Ähnlich verhielt es sich mit ihrem Schwager Gerhard, Elses Mann. Gerhard war ein molliger, lebenslustiger und geselliger Mensch, allerdings standen die Berliner Mauer und die wenigen Möglichkeiten, einander zu treffen, einer engen Beziehung im Wege.
Nur zu Annelies’ Mann, Friedhelm, entstand bereits bei der ersten flüchtigen Begegnung etwas, das Gertrud gleichermaßen beunruhigte und erfreute.
Beim Leichenschmaus für die tote Schwiegermutter, Gertrud als Hausfrau hatte in der guten Stube des Katens den Tisch gedeckt und goss gerade Kaffee ein, da berührten sich ihre und Friedhelms Blicke einen Moment lang und versetzten Gertrud in einen Zustand, den sie selbst im Nachhinein kaum in Worte zu kleiden vermochte. Ihr war, als habe jemand eine unsichtbare Brücke von diesem Mann zu ihr geschlagen, die zu betreten sie sich insgeheim fürchtete und zugleich ersehnte. Ihr Herz begann aufgeregt zu klopfen. Alles in ihr schwang in der wunderbaren Spannung, die von diesem Mann ausging. Vor Aufregung röteten sich ihre Wangen und eine Woge ungeahnter Zärtlichkeit für den Fremden brandete in ihr auf, als dieser sie vertraut anredete: „Danke Trudi.

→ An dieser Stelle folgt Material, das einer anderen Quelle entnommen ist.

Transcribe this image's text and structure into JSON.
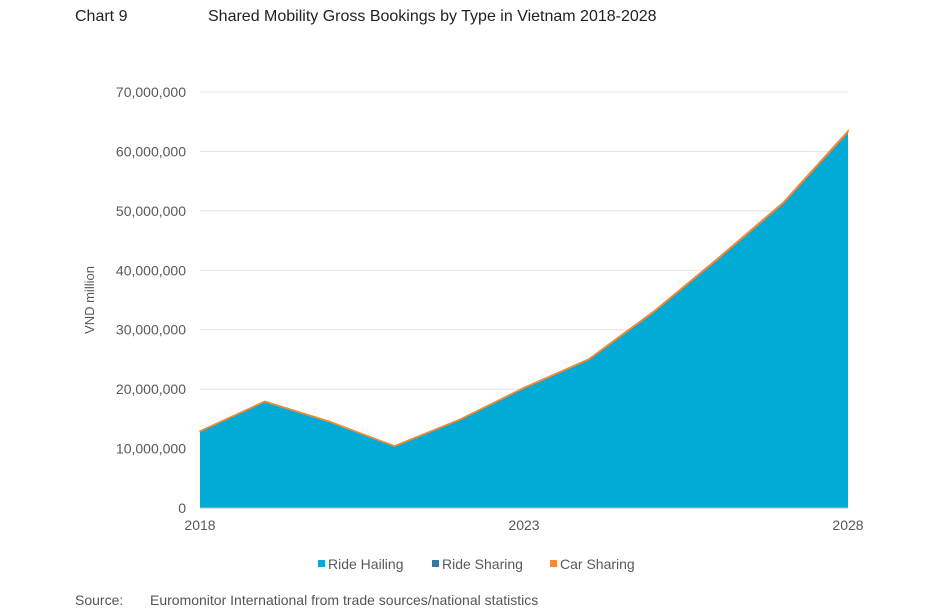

Ich hoffe doch, dass wir uns demnächst bei einem freudigeren Anlass sehen.“
Vor allem die Anrede „Trudi“ wirkte wie ein sanftes Streicheln ihres strengen Gesichts.
Trudi, so hatte sie niemand jemals genannt. Gertrud, Trude, Gerte, das waren Rufnamen, die man ihr im Laufe des Lebens gegeben hatte, Namen, die ihrem herben Wesen entsprachen.
Trudi, das klang verspielt, neckend. Es klang zärtlich und verheißungsvoll in Gertruds Ohren. Wie ein Versprechen erschien der Kosename meiner Großmutter. Der Name allein berührte etwas in Gertrud, das sie angenehm durchflutete, er erweckte etwas in ihr, das bislang verborgen lag, etwas, das ihr gefiel. Sie fühlte sich augenblicklich zu dem Unbekannten hingezogen, fühlte sich ihm nahe, von ihm in ihrem innersten Sehnen verstanden. Es war, als habe der Prinz, auf den sie seit Ewigkeiten sehnsüchtig wartete, endlich, nach tausend Irrwegen im Labyrinth, doch noch zu ihr gefunden.
Gertrud Ludewig, eine allzeit nüchtern denkende Frau, die ihre Gefühle jederzeit unter Kontrolle hatte, verliebte sich an diesem traurigen Tag in diesen, ihr ganz und gar fremden, Mann, ihren Schwager Friedhelm Mertens.